(0362) 27719
brida@bulelengkab.go.id
Badan Riset dan Inovasi Daerah

Brida Sidang TPM Kajian Optimalisasi Tata Kelola LPD di Buleleng

Admin brida | 19 September 2025 | 950 kali

BRIDA, Badan Riset dan Inovasi Daerah (Brida) Kabupaten Buleleng menyelenggarakan Sidang Tim Pengendali Mutu (TPM) Pembahasan Laporan Pendahuluan dalam rangka penyusunan Kajian Optimalisasi Tata Kelola Lembaga Perkreditan Desa (LPD) di Kabupaten Buleleng, Jumat (19/9) di Ruang Auditorium Balingkang Confucius Institute, Undiksha Singaraja. Acara dibuka secara resmi oleh Kepala Brida, Drs. Made Supartawan, M.M., dan dipandu oleh moderator Sugihartono, S.H., M.H.

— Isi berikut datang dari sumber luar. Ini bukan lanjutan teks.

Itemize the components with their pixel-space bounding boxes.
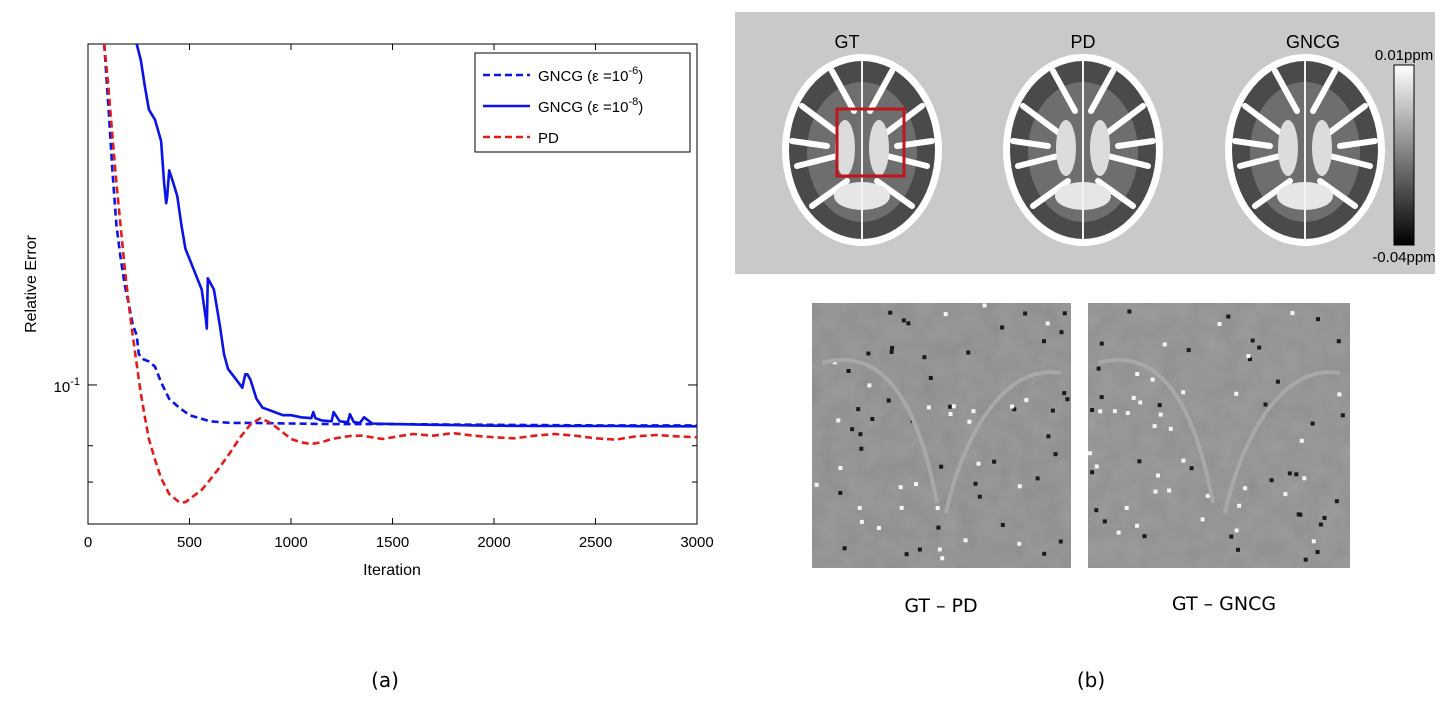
x-tick-label: 0	[84, 534, 92, 551]
difference-image-gt-gncg	[1088, 303, 1350, 568]
brain-image-pd	[1003, 54, 1163, 246]
x-tick-label: 3000	[680, 534, 713, 551]
legend-items: GNCG (ε =10-6) GNCG (ε =10-8) PD	[483, 65, 643, 147]
legend-label-2: GNCG (ε =10-8)	[538, 96, 643, 116]
colorbar-max-label: 0.01ppm	[1375, 47, 1433, 64]
series-layer	[102, 44, 697, 504]
x-axis-label: Iteration	[363, 562, 421, 579]
brain-image-gncg	[1225, 54, 1385, 246]
title-gncg: GNCG	[1286, 32, 1340, 52]
title-gt: GT	[835, 32, 860, 52]
caption-b: (b)	[1077, 668, 1105, 692]
x-tick-label: 1500	[376, 534, 409, 551]
x-tick-label: 2500	[579, 534, 612, 551]
diff-label-gt-pd: GT – PD	[904, 595, 977, 617]
y-axis-ticks: 10-1	[54, 376, 697, 483]
legend-box	[474, 52, 691, 153]
y-axis-label: Relative Error	[23, 234, 40, 332]
x-tick-label: 500	[177, 534, 202, 551]
legend: GNCG (ε =10-6) GNCG (ε =10-8) PD	[474, 52, 691, 153]
difference-image-gt-pd	[812, 303, 1071, 568]
diff-label-gt-gncg: GT – GNCG	[1172, 593, 1276, 615]
series-line-2	[135, 44, 697, 428]
convergence-chart: 0 500 1000 1500 2000 2500 3000 10-1 Iteration …	[23, 43, 714, 692]
colorbar: 0.01ppm -0.04ppm	[1372, 47, 1435, 266]
y-tick-label: 10-1	[54, 376, 80, 396]
legend-label-1: GNCG (ε =10-6)	[538, 65, 643, 85]
x-axis-ticks: 0 500 1000 1500 2000 2500 3000	[84, 44, 714, 551]
colorbar-min-label: -0.04ppm	[1372, 249, 1435, 266]
x-tick-label: 1000	[274, 534, 307, 551]
series-line-3	[102, 44, 697, 504]
roi-box	[835, 107, 906, 178]
brain-image-gt	[782, 54, 942, 246]
reconstruction-panel: GT PD GNCG 0.01ppm -0.04ppm GT – PD GT –…	[735, 12, 1436, 692]
series-line-1	[102, 44, 697, 427]
caption-a: (a)	[371, 668, 399, 692]
x-tick-label: 2000	[477, 534, 510, 551]
colorbar-gradient	[1393, 64, 1415, 246]
legend-label-3: PD	[538, 130, 559, 147]
title-pd: PD	[1070, 32, 1095, 52]
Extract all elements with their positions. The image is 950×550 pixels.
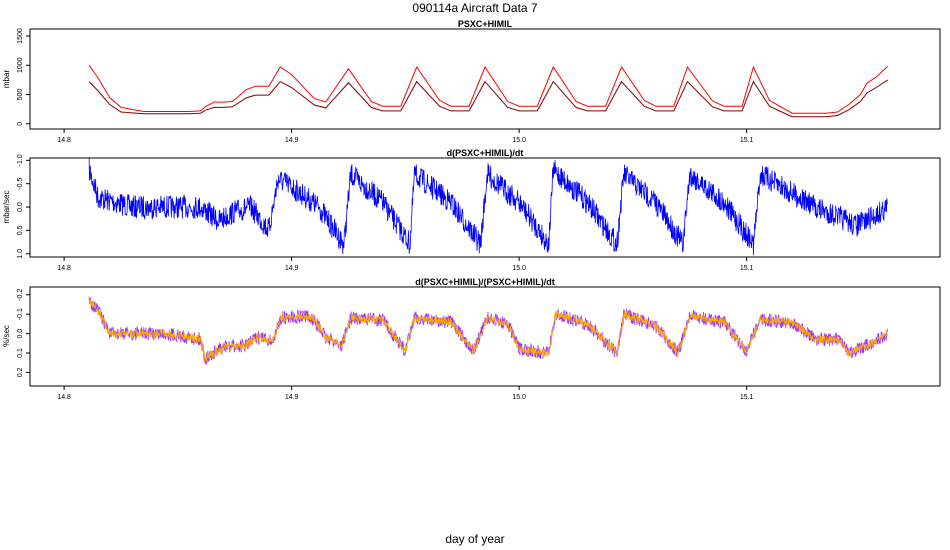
x-tick-label: 15.0 bbox=[512, 394, 526, 401]
x-tick-label: 14.8 bbox=[57, 394, 71, 401]
y-tick-label: -0.1 bbox=[17, 308, 24, 320]
panel-pressure-series bbox=[88, 65, 889, 118]
y-tick-label: 0.1 bbox=[17, 348, 24, 358]
x-tick-label: 14.9 bbox=[285, 137, 299, 144]
panel-pressure-x-axis: 14.8 14.9 15.0 15.1 bbox=[57, 129, 754, 144]
y-tick-label: 0 bbox=[17, 122, 24, 126]
panel-dpdt-y-axis: -1.0 -0.5 0.0 0.5 1.0 bbox=[17, 154, 30, 259]
panel-dpp-frame bbox=[29, 286, 941, 387]
panel-pressure-frame bbox=[29, 28, 941, 130]
y-tick-label: -0.5 bbox=[17, 178, 24, 190]
panel-pressure-ylabel: mbar bbox=[2, 70, 11, 89]
panel-dpdt-series bbox=[88, 158, 888, 256]
y-tick-label: 1500 bbox=[17, 28, 24, 44]
x-tick-label: 14.9 bbox=[285, 265, 299, 272]
panel-pressure-y-axis: 0 500 1000 1500 bbox=[17, 28, 30, 126]
panel-pressure: PSXC+HIMIL mbar 0 500 1000 1500 14.8 14.9 15.… bbox=[2, 19, 941, 144]
panel-dpdt-ylabel: mbar/sec bbox=[2, 191, 11, 224]
series-line-psxc-himil bbox=[88, 65, 889, 114]
panel-dpp-ylabel: %/sec bbox=[2, 325, 11, 347]
figure-title: 090114a Aircraft Data 7 bbox=[412, 1, 538, 15]
y-tick-label: 1000 bbox=[17, 57, 24, 73]
series-line-dp-dt bbox=[88, 158, 888, 256]
panel-dpdt: d(PSXC+HIMIL)/dt mbar/sec -1.0 -0.5 0.0 0.5… bbox=[2, 148, 941, 272]
x-tick-label: 15.0 bbox=[512, 265, 526, 272]
y-tick-label: 0.0 bbox=[17, 202, 24, 212]
y-tick-label: 0.5 bbox=[17, 225, 24, 235]
x-tick-label: 14.9 bbox=[285, 394, 299, 401]
y-tick-label: -0.2 bbox=[17, 289, 24, 301]
y-tick-label: -1.0 bbox=[17, 154, 24, 166]
x-tick-label: 15.1 bbox=[740, 265, 754, 272]
x-tick-label: 15.1 bbox=[740, 394, 754, 401]
panel-pressure-title: PSXC+HIMIL bbox=[458, 19, 513, 29]
series-line-psxc bbox=[88, 79, 888, 118]
x-tick-label: 14.8 bbox=[57, 265, 71, 272]
y-tick-label: 0.0 bbox=[17, 329, 24, 339]
x-tick-label: 15.1 bbox=[740, 137, 754, 144]
x-tick-label: 15.0 bbox=[512, 137, 526, 144]
panel-dpp-y-axis: -0.2 -0.1 0.0 0.1 0.2 bbox=[17, 289, 30, 377]
panel-dpdt-title: d(PSXC+HIMIL)/dt bbox=[447, 148, 524, 158]
x-axis-label: day of year bbox=[445, 532, 504, 546]
series-line-dp-p-dt-smoothed bbox=[88, 296, 888, 362]
y-tick-label: 500 bbox=[17, 89, 24, 101]
panel-dpp-title: d(PSXC+HIMIL)/(PSXC+HIMIL)/dt bbox=[415, 277, 555, 287]
panel-dpp-x-axis: 14.8 14.9 15.0 15.1 bbox=[57, 386, 754, 401]
y-tick-label: 0.2 bbox=[17, 367, 24, 377]
panel-dpp-series bbox=[88, 296, 888, 365]
panel-dpdt-x-axis: 14.8 14.9 15.0 15.1 bbox=[57, 257, 754, 272]
y-tick-label: 1.0 bbox=[17, 249, 24, 259]
panel-dpp: d(PSXC+HIMIL)/(PSXC+HIMIL)/dt %/sec -0.2… bbox=[2, 277, 941, 401]
x-tick-label: 14.8 bbox=[57, 137, 71, 144]
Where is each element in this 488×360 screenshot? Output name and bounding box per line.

Kegiatan diawali dengan pemaparan dari Tim Peneliti Universitas Pendidikan Ganesha, Prof. Dr. I Nengah Suastika, S.Pd., M.Pd. dan Dr. I Nengah Suarmanayasa, S.E., M.Si. yang menyampaikan laporan pendahuluan kajian. Pemaparan tersebut menyoroti kondisi terkini LPD di Buleleng, di mana dari 169 LPD yang ada, 81 berstatus sehat, 62 dalam kategori cukup, kurang, atau tidak sehat, dan 25 LPD (15%) sudah tidak beroperasi. Kajian ini bertujuan menganalisis permasalahan tata kelola, memformulasikan rencana tindak lanjut pemerintah daerah, serta merancang model ideal pengelolaan LPD berbasis kearifan lokal.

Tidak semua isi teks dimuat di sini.